I’ve been working through the AoC puzzles in Julia this year, and I’m not sure if it’s because of how similar some of the concepts are to R (my most proficient language), the amount of practice I’ve put in over the year, or just general growth as a programmer, but I found thinking through these puzzles in Julia to be a pretty seamless experience. When I did this with Rust, there was definitely a learning curve related to getting the code to do the things I had in my head, but it just seemed to flow a lot more smoothly in Julia. There’s a lot of really ergonomic syntax in Julia, enabled in part by it being a dynamic language, but I don’t think that’s the whole story. My recent time in Rust encouraged me to add Types in lots of places that, according to the Julia documentation and other talks/articles I’ve seen and read, I really didn’t have to and probably shouldn’t have. Frankly, I like Types, and I find being explicit about data types in my code tends to make it easier for me to reason about and clarifies what I did when I come back to it later. In particular, I found the syntax for single-line function assignment, multiple dispatch, native multidimensional array support, and the breadth and diversity of the Base package to be some of the really compelling features of Julia. The speed gains over R and Python (those operations not directly backed by Rust or C or FORTRAN) are significant, but not always as significant as I would have hoped. There’s probably a lot of room for me to improve in optimizing Julia code, though, so I suspect I’ve left a lot of performance on the table. Guess this means I’ll have to keep writing Julia code, then. As a next step, I’d like to get familiar with the Dataframes.jl and Makie.jl (data frames and plotting) packages, since that’s the kind of work I most often tend to do for my day job. Who knows, maybe Julia will inspire me to finally dabble in a bit of machine learning? I hear that’s a pretty hot topic…

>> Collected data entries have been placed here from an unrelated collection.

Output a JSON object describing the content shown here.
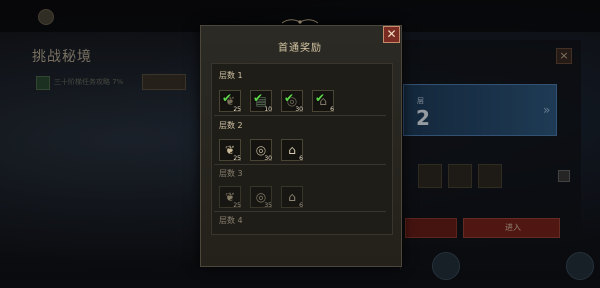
{
  "background": {
    "title": "挑战秘境",
    "hint": "三十阶梯任务攻略 7%",
    "level_label": "层",
    "level_value": "2",
    "confirm_label": "进入"
  },
  "dialog": {
    "title": "首通奖励",
    "close_icon": "close-icon",
    "tiers": [
      {
        "label": "层数 1",
        "rewards": [
          {
            "icon": "feather-icon",
            "count": "25",
            "claimed": true
          },
          {
            "icon": "bandage-icon",
            "count": "10",
            "claimed": true
          },
          {
            "icon": "coin-icon",
            "count": "30",
            "claimed": true
          },
          {
            "icon": "tooth-icon",
            "count": "6",
            "claimed": true
          }
        ]
      },
      {
        "label": "层数 2",
        "rewards": [
          {
            "icon": "feather-icon",
            "count": "25",
            "claimed": false
          },
          {
            "icon": "coin-icon",
            "count": "30",
            "claimed": false
          },
          {
            "icon": "tooth-icon",
            "count": "6",
            "claimed": false
          }
        ]
      },
      {
        "label": "层数 3",
        "rewards": [
          {
            "icon": "feather-icon",
            "count": "25",
            "claimed": false
          },
          {
            "icon": "coin-icon",
            "count": "35",
            "claimed": false
          },
          {
            "icon": "tooth-icon",
            "count": "6",
            "claimed": false
          }
        ]
      },
      {
        "label": "层数 4",
        "rewards": []
      }
    ]
  },
  "colors": {
    "check": "#5ed84a",
    "close_bg": "#7a2c22"
  }
}
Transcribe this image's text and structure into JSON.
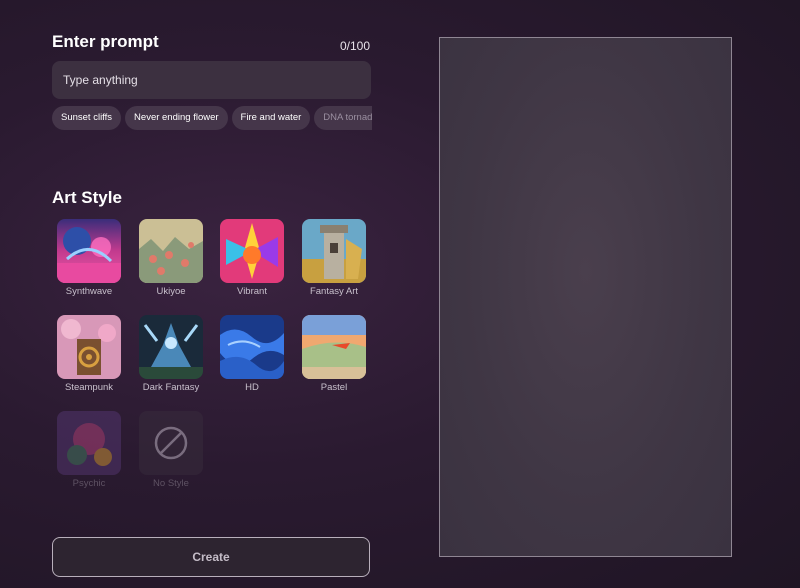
{
  "prompt": {
    "title": "Enter prompt",
    "counter": "0/100",
    "placeholder": "Type anything"
  },
  "suggestions": [
    "Sunset cliffs",
    "Never ending flower",
    "Fire and water",
    "DNA tornado"
  ],
  "art_style": {
    "title": "Art Style",
    "styles": [
      {
        "label": "Synthwave",
        "icon": "synthwave-thumbnail"
      },
      {
        "label": "Ukiyoe",
        "icon": "ukiyoe-thumbnail"
      },
      {
        "label": "Vibrant",
        "icon": "vibrant-thumbnail"
      },
      {
        "label": "Fantasy Art",
        "icon": "fantasy-art-thumbnail"
      },
      {
        "label": "Steampunk",
        "icon": "steampunk-thumbnail"
      },
      {
        "label": "Dark Fantasy",
        "icon": "dark-fantasy-thumbnail"
      },
      {
        "label": "HD",
        "icon": "hd-thumbnail"
      },
      {
        "label": "Pastel",
        "icon": "pastel-thumbnail"
      },
      {
        "label": "Psychic",
        "icon": "psychic-thumbnail"
      },
      {
        "label": "No Style",
        "icon": "no-style-icon"
      }
    ]
  },
  "create_label": "Create",
  "colors": {
    "background": "#2a1a30",
    "input_bg": "#3c3040",
    "chip_bg": "#45364a",
    "preview_bg": "#443a48",
    "preview_border": "#8f8693"
  }
}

I’ve really enjoyed writing this blog series. As usual, explaining how I did things (even to what I imagine to be, like, five random people on the internet who stumble across this site or these articles wherever they get posted) really helped me to clarify, correct, refactor, and update my own understanding. I recommend coding puzzles regularly to new and aspiring programmers, but I’d also recommend finding someone who could benefit from your knowledge (whatever level you feel like you’re at) and giving teaching/explaining a go. Communication skills are important for growing your career (and being a good human), and I feel like teaching, even a little, is a great way to grow those skills and your understanding of the topic.

Just like last year, I’d like to send out a huge thank you to Eric Wastl and his crew of helpers for putting this event/phenomenon on and keeping it running. If you can, please consider donating to this effort to help keep the magic going, I guarantee there will be a lot of coders (215,955 completed at least one puzzle this year, as of the time of writing) who will be glad you did.

If you’re interested, you can find all the code from this blog series on GitHub, please feel free to submit a pull request if you’re really bored. Happy Holidays!